TBK1/IKKE blockade inhibits mutant STING mediated inflammatory response in patient cells

Scientific Fields
Diseases
Organisms
Applications
Technique

Published in Arthritis & rheumatology (Hoboken, N.J.) - 20 Apr 2017

Frémond ML, Uggenti C, Van Eyck L, Melki I, Bondet V, Kitabayashi N, Hertel C, Hayday A, Neven B, Rose Y, Duffy D, Crow YJ, Rodero MP

Link to Pubmed [PMID] – 28426911

2017 Apr;

OBJECTIVE: Gain-of-function mutations in TMEM173 encoding STING (stimulator of interferon genes) underlie a novel type I interferonopathy, minimally responsive to conventional immunosuppressive therapies and associated with high childhood morbidity and mortality.
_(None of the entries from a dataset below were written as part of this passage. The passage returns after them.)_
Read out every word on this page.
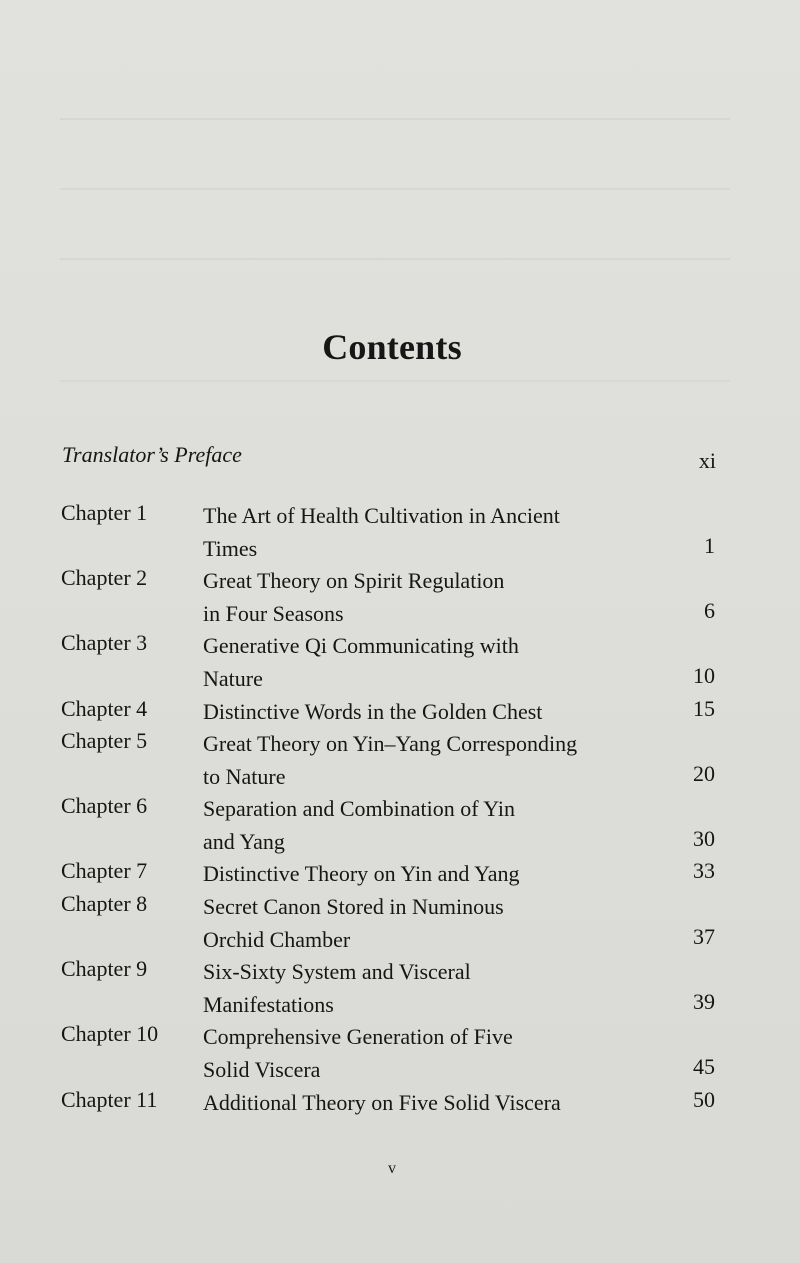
Contents
Translator’s Preface	xi
Chapter 1	The Art of Health Cultivation in Ancient
Times	1
Chapter 2	Great Theory on Spirit Regulation
in Four Seasons	6
Chapter 3	Generative Qi Communicating with
Nature	10
Chapter 4	Distinctive Words in the Golden Chest	15
Chapter 5	Great Theory on Yin–Yang Corresponding
to Nature	20
Chapter 6	Separation and Combination of Yin
and Yang	30
Chapter 7	Distinctive Theory on Yin and Yang	33
Chapter 8	Secret Canon Stored in Numinous
Orchid Chamber	37
Chapter 9	Six-Sixty System and Visceral
Manifestations	39
Chapter 10 Comprehensive Generation of Five
Solid Viscera	45
Chapter 11 Additional Theory on Five Solid Viscera	50
v
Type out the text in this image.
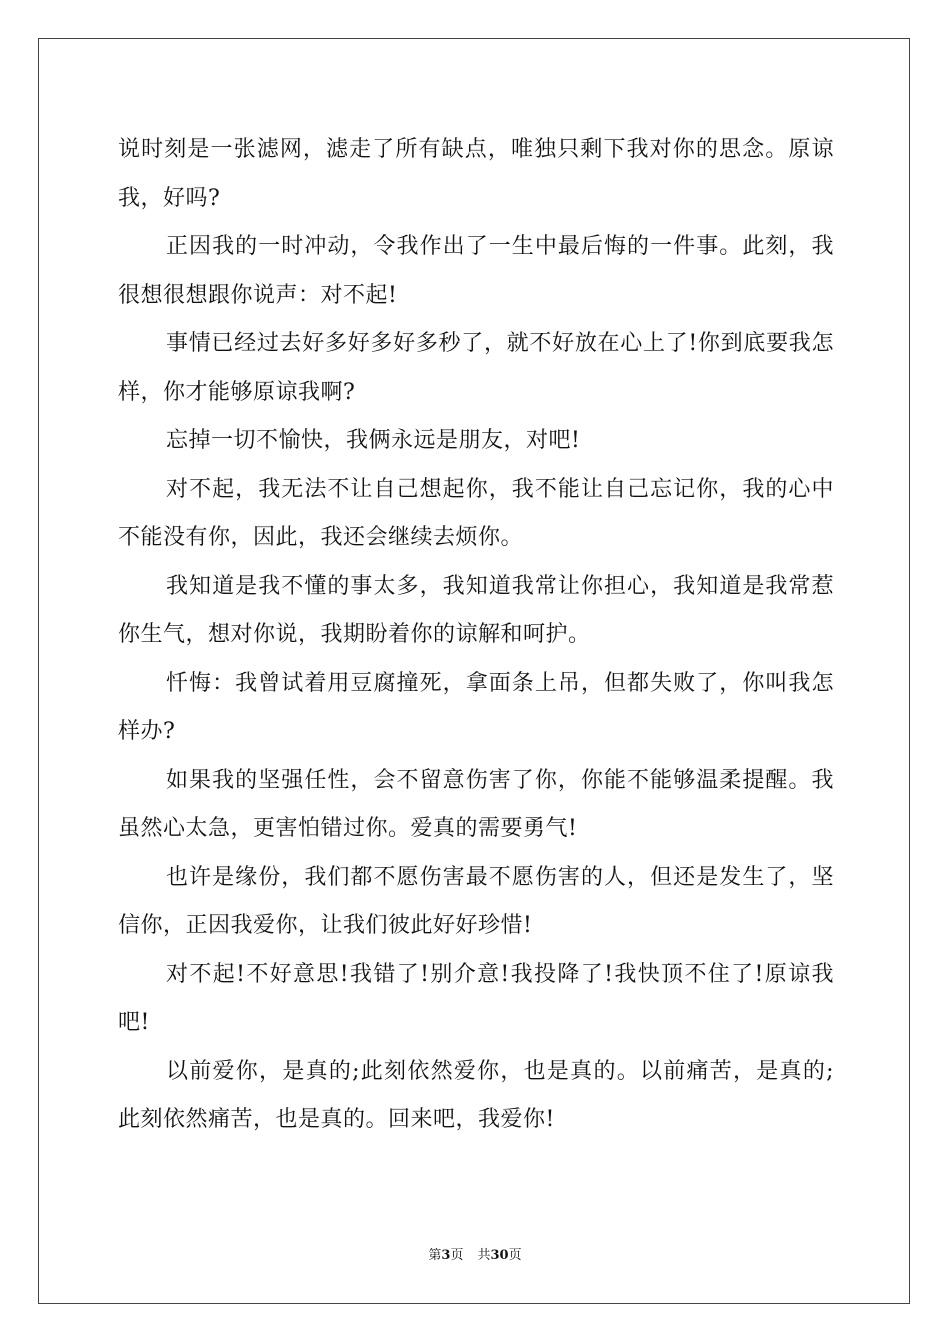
说时刻是一张滤网，滤走了所有缺点，唯独只剩下我对你的思念。原谅我，好吗?

正因我的一时冲动，令我作出了一生中最后悔的一件事。此刻，我很想很想跟你说声：对不起!

事情已经过去好多好多好多秒了，就不好放在心上了!你到底要我怎样，你才能够原谅我啊?

忘掉一切不愉快，我俩永远是朋友，对吧!

对不起，我无法不让自己想起你，我不能让自己忘记你，我的心中不能没有你，因此，我还会继续去烦你。

我知道是我不懂的事太多，我知道我常让你担心，我知道是我常惹你生气，想对你说，我期盼着你的谅解和呵护。

忏悔：我曾试着用豆腐撞死，拿面条上吊，但都失败了，你叫我怎样办?

如果我的坚强任性，会不留意伤害了你，你能不能够温柔提醒。我虽然心太急，更害怕错过你。爱真的需要勇气!

也许是缘份，我们都不愿伤害最不愿伤害的人，但还是发生了，坚信你，正因我爱你，让我们彼此好好珍惜!

对不起!不好意思!我错了!别介意!我投降了!我快顶不住了!原谅我吧!

以前爱你，是真的;此刻依然爱你，也是真的。以前痛苦，是真的;此刻依然痛苦，也是真的。回来吧，我爱你!

第3页 共30页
STING gain-of-function causes constitutive over secretion of interferon (IFN). We determined the effects of a TBK1/IKKE inhibitor (BX795) on IFN secretion and signaling in primary peripheral blood mononuclear cells (PBMCs) from four patients.

METHODS: PBMCs from STING patients were treated with BX795. The effect of BX795 on IFN pathways was assessed by western blot, an IFNβ reporter assay, IFNα quantification in cell lysates, STAT1 phosphorylation status and by RNA expression of IFN-stimulated genes (ISGs).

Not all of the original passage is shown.